There is a woman at the gym I go to who is, by most measurements, remarkable.
Good form, consistent, the kind of person who clearly takes the work seriously.
She arrives, she sets up, she begins, and then, between every set, sometimes during one, she reaches for her phone.
Not to check the time, or to change the song, she scrolls, she lingers.
The rest period stretches from forty seconds to four minutes without her appearing to notice.
When she finally puts it down and picks up the weight again, something has already left the room.
The sad thing is that, for me, this girl goes from someone I could fall in love with, to someone I can’t stand.
I found myself looking up what to call this.
The clinical answer is nomophobia, technically the fear of being without your phone.
There is also FOMO, the fear of missing out, compulsive checking, phone addiction.
Researchers have names for all of it, and the names are accurate, but they are also too gentle.
They describe a symptom while softening what is actually happening.
What is actually happening is an inability to be where you are.
Pascal wrote in the seventeenth century that all of man’s miseries arise from his inability to sit quietly in a room.
He was not predicting the smartphone, he was diagnosing something older.
The device is new, the escape from the present is not.
You can be anywhere but here, and you can do it while standing directly in front of someone, mid-conversation, mid-set, mid-life.
The gym is one of the few remaining places where the body should, theoretically, demand your full presence.
It’s loud, physical, and exhausting, there are mirrors everywhere, the environment does not ask you to think, it asks you to be inside your own effort.
Most people treat this as an obstacle.
The phone is how they manage the discomfort of having nothing to look at but themselves.
Csikszentmihalyi spent decades studying flow, the state of complete absorption in a task where time stops meaning what it normally means.
The conditions for flow are specific: a clear goal, immediate feedback, and a balance between challenge and skill.
The phone destroys two of these three every time it leaves your pocket.
The feedback loop redirects, the goal dissolves, what remains is a kind of suspended animation, a body in the gym and a mind somewhere in a feed.
This is not about productivity, and it is not, in the end, about whether her workout suffers.
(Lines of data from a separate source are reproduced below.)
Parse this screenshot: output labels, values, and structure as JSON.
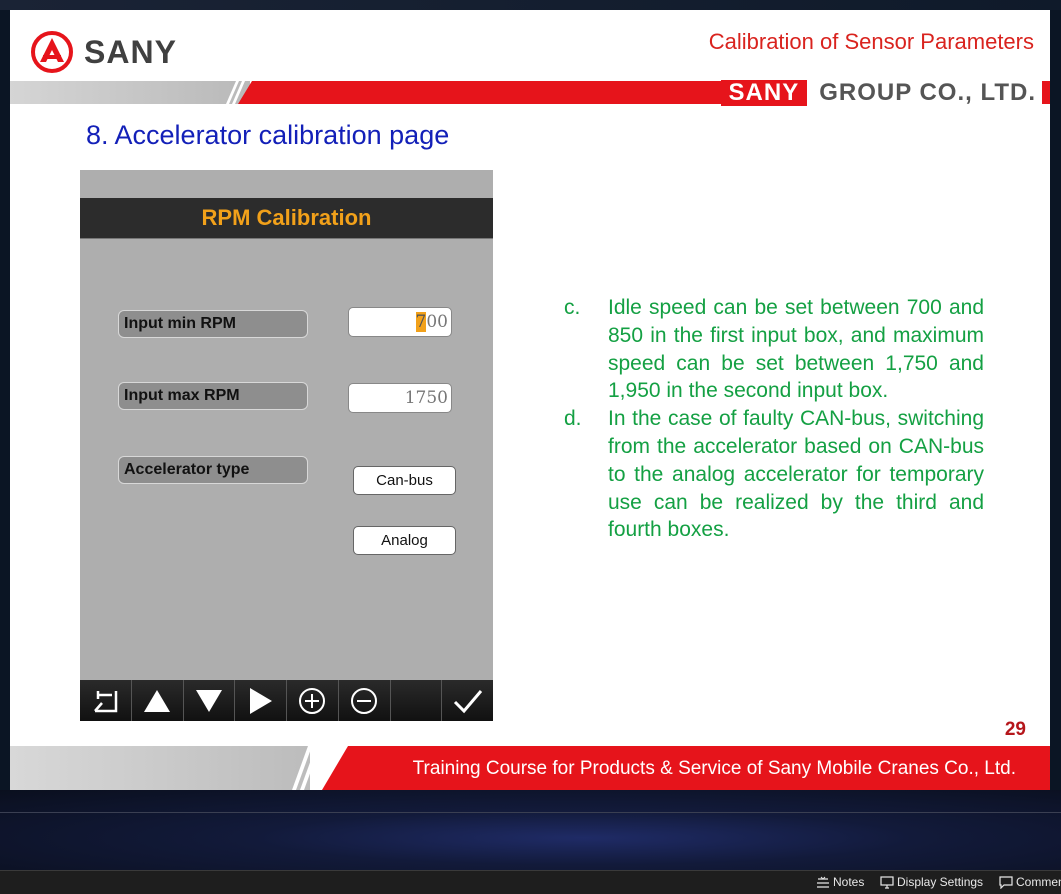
{
  "header": {
    "logo_text": "SANY",
    "slide_title": "Calibration of Sensor Parameters",
    "company_brand": "SANY",
    "company_rest": "GROUP  CO., LTD."
  },
  "heading": "8. Accelerator calibration page",
  "device": {
    "title": "RPM Calibration",
    "fields": [
      {
        "label": "Input min RPM",
        "value_highlight": "7",
        "value_rest": "00"
      },
      {
        "label": "Input max RPM",
        "value": "1750"
      },
      {
        "label": "Accelerator type"
      }
    ],
    "buttons": {
      "canbus": "Can-bus",
      "analog": "Analog"
    },
    "toolbar": [
      "back-icon",
      "up-arrow-icon",
      "down-arrow-icon",
      "right-arrow-icon",
      "plus-icon",
      "minus-icon",
      "blank",
      "check-icon"
    ]
  },
  "notes": [
    {
      "label": "c.",
      "text": "Idle speed can be set between 700 and 850 in the first input box, and maximum speed can be set between 1,750 and 1,950 in the second input box."
    },
    {
      "label": "d.",
      "text": "In the case of faulty CAN-bus, switching from the accelerator based on CAN-bus to the analog accelerator for temporary use can be realized by the third and fourth boxes."
    }
  ],
  "page_number": "29",
  "footer": "Training Course for Products & Service of Sany Mobile Cranes Co., Ltd.",
  "statusbar": {
    "notes": "Notes",
    "display_settings": "Display Settings",
    "comments": "Commen"
  },
  "colors": {
    "brand_red": "#e6141b",
    "heading_blue": "#1320b8",
    "note_green": "#14a043",
    "device_title": "#f2a11a"
  }
}
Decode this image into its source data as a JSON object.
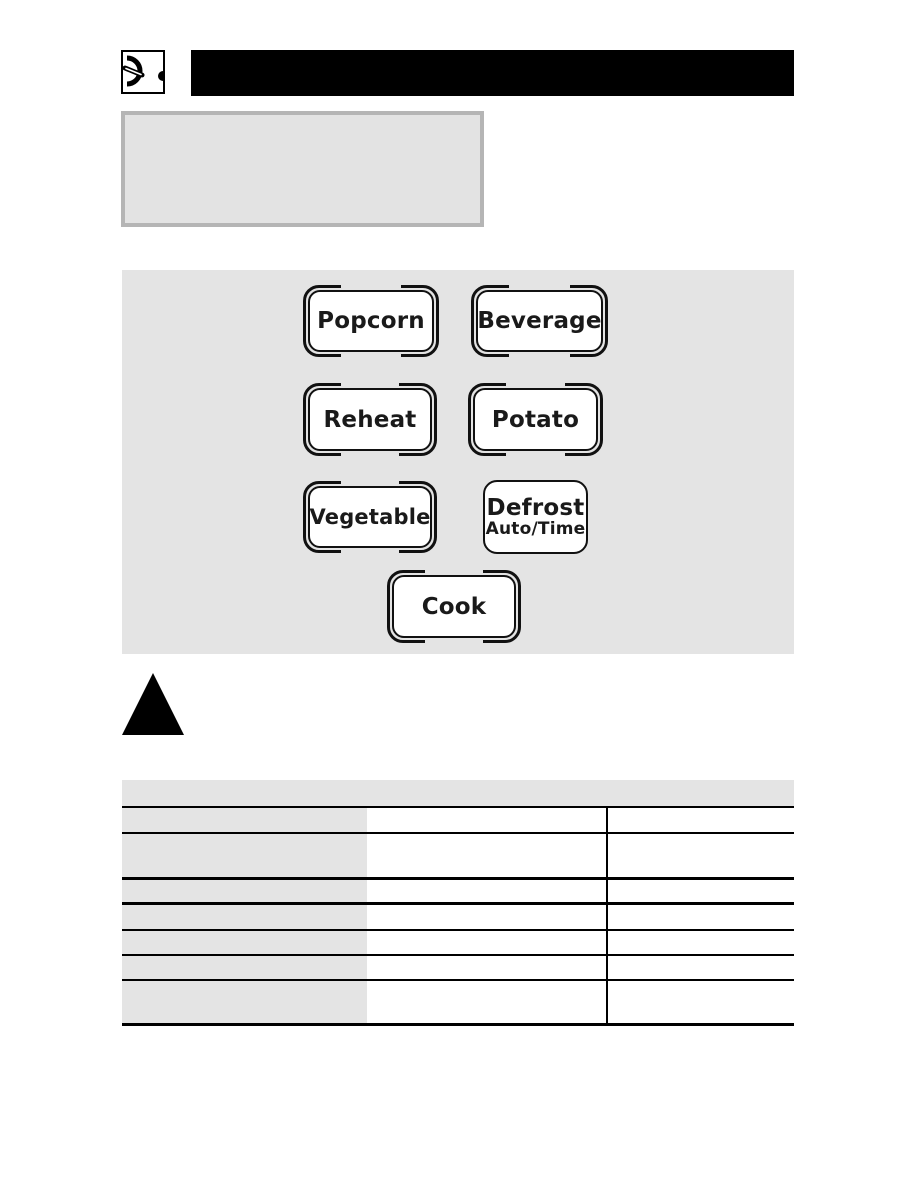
{
  "header": {
    "icon": "dial-knob-icon",
    "title": ""
  },
  "note_box": {
    "text": ""
  },
  "control_panel": {
    "buttons": [
      {
        "id": "popcorn",
        "label": "Popcorn"
      },
      {
        "id": "beverage",
        "label": "Beverage"
      },
      {
        "id": "reheat",
        "label": "Reheat"
      },
      {
        "id": "potato",
        "label": "Potato"
      },
      {
        "id": "vegetable",
        "label": "Vegetable"
      },
      {
        "id": "defrost",
        "label": "Defrost",
        "sublabel": "Auto/Time"
      },
      {
        "id": "cook",
        "label": "Cook"
      }
    ]
  },
  "warning": {
    "icon": "warning-triangle-icon",
    "text": ""
  },
  "table": {
    "header": "",
    "rows": [
      [
        "",
        "",
        ""
      ],
      [
        "",
        "",
        ""
      ],
      [
        "",
        "",
        ""
      ],
      [
        "",
        "",
        ""
      ],
      [
        "",
        "",
        ""
      ],
      [
        "",
        "",
        ""
      ],
      [
        "",
        "",
        ""
      ]
    ]
  },
  "colors": {
    "panel_gray": "#e4e4e4",
    "note_border": "#b5b5b5",
    "ink": "#000000"
  }
}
It’s about something Simone Weil would have recognized immediately.
Weil wrote that attention, genuine attention, was one of the rarest and most valuable things a human being could give.
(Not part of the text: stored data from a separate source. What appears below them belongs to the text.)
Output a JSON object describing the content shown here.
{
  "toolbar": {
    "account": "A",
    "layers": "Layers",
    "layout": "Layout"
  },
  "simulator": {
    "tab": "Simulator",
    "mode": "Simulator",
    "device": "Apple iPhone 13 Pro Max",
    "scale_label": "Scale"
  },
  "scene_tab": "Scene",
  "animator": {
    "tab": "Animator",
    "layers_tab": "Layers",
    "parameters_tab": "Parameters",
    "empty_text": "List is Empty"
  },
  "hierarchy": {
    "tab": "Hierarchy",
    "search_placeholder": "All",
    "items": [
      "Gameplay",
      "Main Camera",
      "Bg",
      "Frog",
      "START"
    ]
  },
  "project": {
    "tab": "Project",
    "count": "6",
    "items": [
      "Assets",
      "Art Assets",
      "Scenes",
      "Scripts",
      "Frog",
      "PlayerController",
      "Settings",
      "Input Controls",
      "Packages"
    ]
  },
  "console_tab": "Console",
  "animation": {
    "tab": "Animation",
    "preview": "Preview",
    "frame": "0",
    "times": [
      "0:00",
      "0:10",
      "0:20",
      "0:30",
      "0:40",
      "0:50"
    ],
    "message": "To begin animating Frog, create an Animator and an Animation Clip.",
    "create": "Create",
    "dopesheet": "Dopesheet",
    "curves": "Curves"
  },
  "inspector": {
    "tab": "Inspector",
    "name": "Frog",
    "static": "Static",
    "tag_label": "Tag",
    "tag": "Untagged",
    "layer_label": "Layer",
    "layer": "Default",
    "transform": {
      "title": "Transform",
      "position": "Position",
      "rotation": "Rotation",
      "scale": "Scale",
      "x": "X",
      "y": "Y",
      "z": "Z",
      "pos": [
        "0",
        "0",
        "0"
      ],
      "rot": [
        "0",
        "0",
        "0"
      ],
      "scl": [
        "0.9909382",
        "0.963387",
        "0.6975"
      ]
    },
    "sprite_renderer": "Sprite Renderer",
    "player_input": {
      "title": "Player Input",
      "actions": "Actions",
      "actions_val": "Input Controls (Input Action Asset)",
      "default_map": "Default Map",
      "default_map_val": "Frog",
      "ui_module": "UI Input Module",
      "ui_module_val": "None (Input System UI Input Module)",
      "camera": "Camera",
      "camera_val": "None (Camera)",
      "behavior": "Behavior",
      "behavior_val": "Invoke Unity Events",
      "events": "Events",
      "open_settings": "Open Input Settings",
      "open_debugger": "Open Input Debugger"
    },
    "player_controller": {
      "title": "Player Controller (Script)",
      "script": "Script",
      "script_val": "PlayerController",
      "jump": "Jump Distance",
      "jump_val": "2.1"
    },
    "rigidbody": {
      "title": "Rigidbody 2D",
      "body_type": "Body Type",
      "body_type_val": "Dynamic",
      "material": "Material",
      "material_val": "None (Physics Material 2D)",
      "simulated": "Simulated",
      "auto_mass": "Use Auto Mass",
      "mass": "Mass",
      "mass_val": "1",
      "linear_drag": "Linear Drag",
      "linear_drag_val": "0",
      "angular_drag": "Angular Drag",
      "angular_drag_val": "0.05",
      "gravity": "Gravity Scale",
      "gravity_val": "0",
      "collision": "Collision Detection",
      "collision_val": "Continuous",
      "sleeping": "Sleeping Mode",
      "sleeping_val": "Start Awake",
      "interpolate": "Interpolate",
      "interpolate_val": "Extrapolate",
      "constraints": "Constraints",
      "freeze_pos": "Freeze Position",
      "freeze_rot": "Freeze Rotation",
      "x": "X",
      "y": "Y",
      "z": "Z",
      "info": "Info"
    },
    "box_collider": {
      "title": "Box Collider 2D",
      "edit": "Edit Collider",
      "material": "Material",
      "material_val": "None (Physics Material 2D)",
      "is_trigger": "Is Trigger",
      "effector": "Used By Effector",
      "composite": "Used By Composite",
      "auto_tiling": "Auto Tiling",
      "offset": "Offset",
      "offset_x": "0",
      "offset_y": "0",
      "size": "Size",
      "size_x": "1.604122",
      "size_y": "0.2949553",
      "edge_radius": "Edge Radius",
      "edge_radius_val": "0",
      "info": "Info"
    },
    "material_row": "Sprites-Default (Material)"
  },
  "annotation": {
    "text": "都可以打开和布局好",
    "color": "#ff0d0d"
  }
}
Not performance, not compliance, not presence with a divided mind, real attention.
The kind that requires you to stop negotiating with the moment and simply be inside it.
The turn-off is not the phone, the turn-off is the evidence.
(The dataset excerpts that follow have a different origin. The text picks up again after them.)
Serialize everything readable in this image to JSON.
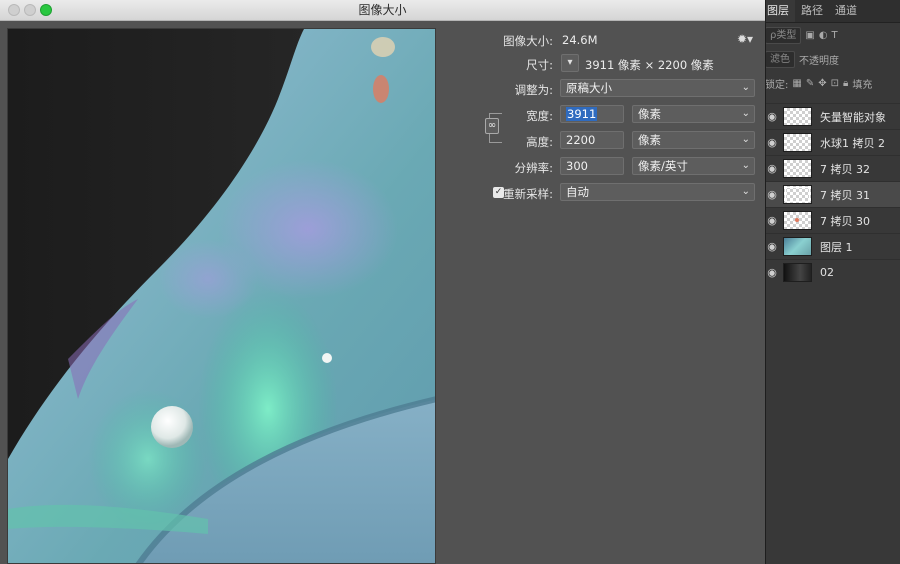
{
  "dialog": {
    "title": "图像大小",
    "image_size_label": "图像大小:",
    "image_size_value": "24.6M",
    "dimensions_label": "尺寸:",
    "dimensions_value": "3911 像素  ×  2200 像素",
    "fit_to_label": "调整为:",
    "fit_to_value": "原稿大小",
    "width_label": "宽度:",
    "width_value": "3911",
    "width_unit": "像素",
    "height_label": "高度:",
    "height_value": "2200",
    "height_unit": "像素",
    "resolution_label": "分辨率:",
    "resolution_value": "300",
    "resolution_unit": "像素/英寸",
    "resample_label": "重新采样:",
    "resample_checked": true,
    "resample_value": "自动"
  },
  "layers_panel": {
    "tabs": [
      "图层",
      "路径",
      "通道"
    ],
    "active_tab": "图层",
    "filter_kind": "ρ类型",
    "blend_mode": "滤色",
    "opacity_label": "不透明度",
    "lock_label": "锁定:",
    "fill_label": "填充",
    "layers": [
      {
        "name": "矢量智能对象",
        "thumb": "checker",
        "selected": false
      },
      {
        "name": "水球1 拷贝 2",
        "thumb": "checker",
        "selected": false
      },
      {
        "name": "7 拷贝 32",
        "thumb": "checker",
        "selected": false
      },
      {
        "name": "7 拷贝 31",
        "thumb": "checker",
        "selected": true
      },
      {
        "name": "7 拷贝 30",
        "thumb": "checker-dot",
        "selected": false
      },
      {
        "name": "图层 1",
        "thumb": "water",
        "selected": false
      },
      {
        "name": "02",
        "thumb": "dark",
        "selected": false
      }
    ]
  },
  "icons": {
    "gear": "gear-icon",
    "link": "link-chain-icon",
    "chevron": "chevron-down-icon",
    "eye": "eye-icon"
  },
  "colors": {
    "dialog_bg": "#525252",
    "panel_bg": "#383838",
    "selection": "#2f6bbf",
    "zoom_light": "#29c740"
  }
}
A person who cannot sit with thirty seconds of silence between sets, who reaches for stimulation before the weight has even settled, is showing you something precise about their relationship with discomfort, with boredom, with the world beyond the screen.
You are not seeing a habit, you are seeing a confession.
This is the part that no app, no screen-time report, no digital detox article will say plainly, the phone does not make you distracted.
You were already looking for somewhere else to be.
The phone just gave that tendency a permanent address.